Wednesday, April 18

Dion vows to restore court challenges program

Liberal leader Stéphane Dion says he will reverse the Conservatives' pattern of "antagonism and neglect" toward Canada's Charter of Rights and Freedoms.

It's Equality Day in Canada - the 25th anniversary of the Charter coming into force - and Dion says it's hard not to notice that Conservatives don't seem to be celebrating.

Dion told a Charter conference at the University of Ottawa this morning that a Liberal government would restore the Law Commission of Canada and double the old funding of the Court Challenges program, which were both dedicated to making the Charter and the judicial system accessible to citizens but were cut since Prime Minister Stephen Harper came to power.


Harper was invited to the same conference, but cited scheduling difficulties and none of his cabinet members appeared either.

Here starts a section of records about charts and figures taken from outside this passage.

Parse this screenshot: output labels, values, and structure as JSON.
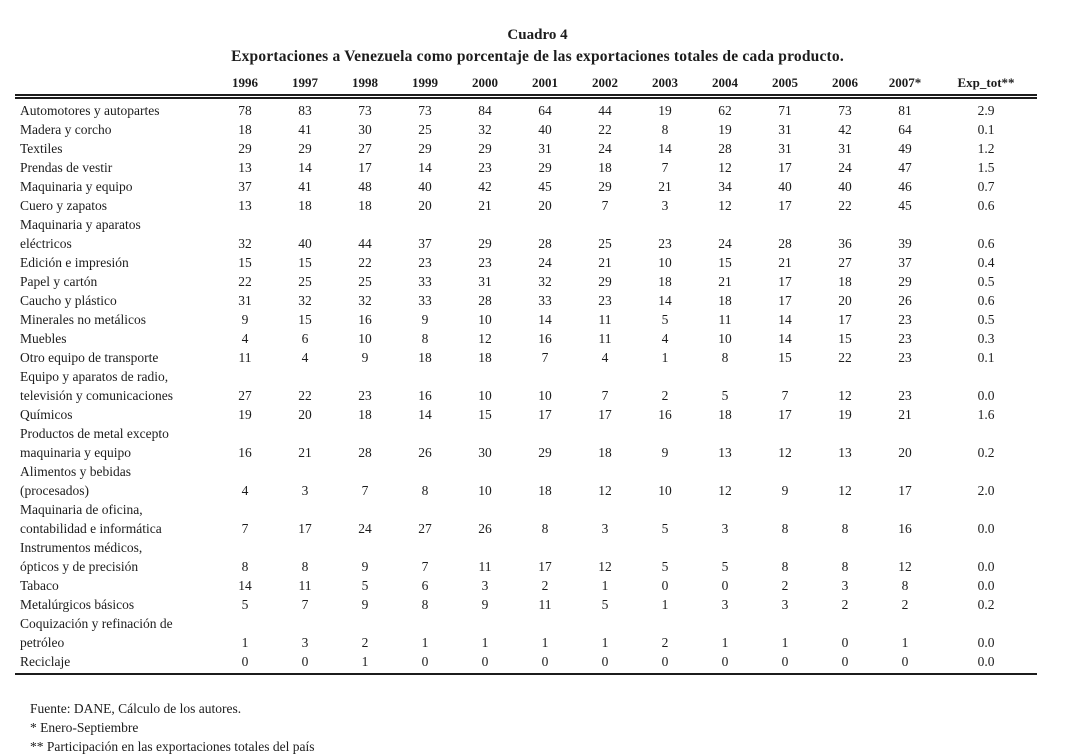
{
  "page": {
    "title": "Cuadro 4",
    "subtitle": "Exportaciones a Venezuela como porcentaje de las exportaciones totales de cada producto."
  },
  "colors": {
    "background": "#ffffff",
    "text": "#1c1c1c"
  },
  "chart_data": {
    "type": "table",
    "title": "Cuadro 4",
    "subtitle": "Exportaciones a Venezuela como porcentaje de las exportaciones totales de cada producto.",
    "columns": [
      "1996",
      "1997",
      "1998",
      "1999",
      "2000",
      "2001",
      "2002",
      "2003",
      "2004",
      "2005",
      "2006",
      "2007*",
      "Exp_tot**"
    ],
    "rows": [
      {
        "label": "Automotores y autopartes",
        "values": [
          78,
          83,
          73,
          73,
          84,
          64,
          44,
          19,
          62,
          71,
          73,
          81
        ],
        "exp_tot": "2.9"
      },
      {
        "label": "Madera y corcho",
        "values": [
          18,
          41,
          30,
          25,
          32,
          40,
          22,
          8,
          19,
          31,
          42,
          64
        ],
        "exp_tot": "0.1"
      },
      {
        "label": "Textiles",
        "values": [
          29,
          29,
          27,
          29,
          29,
          31,
          24,
          14,
          28,
          31,
          31,
          49
        ],
        "exp_tot": "1.2"
      },
      {
        "label": "Prendas de vestir",
        "values": [
          13,
          14,
          17,
          14,
          23,
          29,
          18,
          7,
          12,
          17,
          24,
          47
        ],
        "exp_tot": "1.5"
      },
      {
        "label": "Maquinaria y equipo",
        "values": [
          37,
          41,
          48,
          40,
          42,
          45,
          29,
          21,
          34,
          40,
          40,
          46
        ],
        "exp_tot": "0.7"
      },
      {
        "label": "Cuero y zapatos",
        "values": [
          13,
          18,
          18,
          20,
          21,
          20,
          7,
          3,
          12,
          17,
          22,
          45
        ],
        "exp_tot": "0.6"
      },
      {
        "label": "Maquinaria y aparatos\neléctricos",
        "values": [
          32,
          40,
          44,
          37,
          29,
          28,
          25,
          23,
          24,
          28,
          36,
          39
        ],
        "exp_tot": "0.6"
      },
      {
        "label": "Edición e impresión",
        "values": [
          15,
          15,
          22,
          23,
          23,
          24,
          21,
          10,
          15,
          21,
          27,
          37
        ],
        "exp_tot": "0.4"
      },
      {
        "label": "Papel y cartón",
        "values": [
          22,
          25,
          25,
          33,
          31,
          32,
          29,
          18,
          21,
          17,
          18,
          29
        ],
        "exp_tot": "0.5"
      },
      {
        "label": "Caucho y plástico",
        "values": [
          31,
          32,
          32,
          33,
          28,
          33,
          23,
          14,
          18,
          17,
          20,
          26
        ],
        "exp_tot": "0.6"
      },
      {
        "label": "Minerales no metálicos",
        "values": [
          9,
          15,
          16,
          9,
          10,
          14,
          11,
          5,
          11,
          14,
          17,
          23
        ],
        "exp_tot": "0.5"
      },
      {
        "label": "Muebles",
        "values": [
          4,
          6,
          10,
          8,
          12,
          16,
          11,
          4,
          10,
          14,
          15,
          23
        ],
        "exp_tot": "0.3"
      },
      {
        "label": "Otro equipo de transporte",
        "values": [
          11,
          4,
          9,
          18,
          18,
          7,
          4,
          1,
          8,
          15,
          22,
          23
        ],
        "exp_tot": "0.1"
      },
      {
        "label": "Equipo y aparatos de radio,\ntelevisión y comunicaciones",
        "values": [
          27,
          22,
          23,
          16,
          10,
          10,
          7,
          2,
          5,
          7,
          12,
          23
        ],
        "exp_tot": "0.0"
      },
      {
        "label": "Químicos",
        "values": [
          19,
          20,
          18,
          14,
          15,
          17,
          17,
          16,
          18,
          17,
          19,
          21
        ],
        "exp_tot": "1.6"
      },
      {
        "label": "Productos de metal excepto\nmaquinaria y equipo",
        "values": [
          16,
          21,
          28,
          26,
          30,
          29,
          18,
          9,
          13,
          12,
          13,
          20
        ],
        "exp_tot": "0.2"
      },
      {
        "label": "Alimentos y bebidas\n(procesados)",
        "values": [
          4,
          3,
          7,
          8,
          10,
          18,
          12,
          10,
          12,
          9,
          12,
          17
        ],
        "exp_tot": "2.0"
      },
      {
        "label": "Maquinaria de oficina,\ncontabilidad e informática",
        "values": [
          7,
          17,
          24,
          27,
          26,
          8,
          3,
          5,
          3,
          8,
          8,
          16
        ],
        "exp_tot": "0.0"
      },
      {
        "label": "Instrumentos médicos,\nópticos y de precisión",
        "values": [
          8,
          8,
          9,
          7,
          11,
          17,
          12,
          5,
          5,
          8,
          8,
          12
        ],
        "exp_tot": "0.0"
      },
      {
        "label": "Tabaco",
        "values": [
          14,
          11,
          5,
          6,
          3,
          2,
          1,
          0,
          0,
          2,
          3,
          8
        ],
        "exp_tot": "0.0"
      },
      {
        "label": "Metalúrgicos básicos",
        "values": [
          5,
          7,
          9,
          8,
          9,
          11,
          5,
          1,
          3,
          3,
          2,
          2
        ],
        "exp_tot": "0.2"
      },
      {
        "label": "Coquización y refinación de\npetróleo",
        "values": [
          1,
          3,
          2,
          1,
          1,
          1,
          1,
          2,
          1,
          1,
          0,
          1
        ],
        "exp_tot": "0.0"
      },
      {
        "label": "Reciclaje",
        "values": [
          0,
          0,
          1,
          0,
          0,
          0,
          0,
          0,
          0,
          0,
          0,
          0
        ],
        "exp_tot": "0.0"
      }
    ]
  },
  "footnotes": [
    "Fuente: DANE, Cálculo de los autores.",
    "* Enero-Septiembre",
    "** Participación en las exportaciones totales del país"
  ]
}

The Conservative government cut off funding last fall for the court challenges program and the law reform commission, a think tank that explored ways to improve the law.

1 comment:

David Wozney said...

The Charter is part of the so-called “Constitution Act, 1982”. The “United Kingdom”, referred to in the present draft of the “Canada Act, 1982, including the Constitution Act, 1982”, refers to the “United Kingdom of Great Britain and Northern Ireland”, not the “United Kingdom of Great Britain and Ireland”.

According to the British North America Act, 1867, the provinces of Canada, Nova Scotia and New Brunswick expressed their desire to be federally united into one Dominion under the Crown of the “United Kingdom of Great Britain and Ireland”, not the Crown of the “United Kingdom of Great Britain and Northern Ireland”.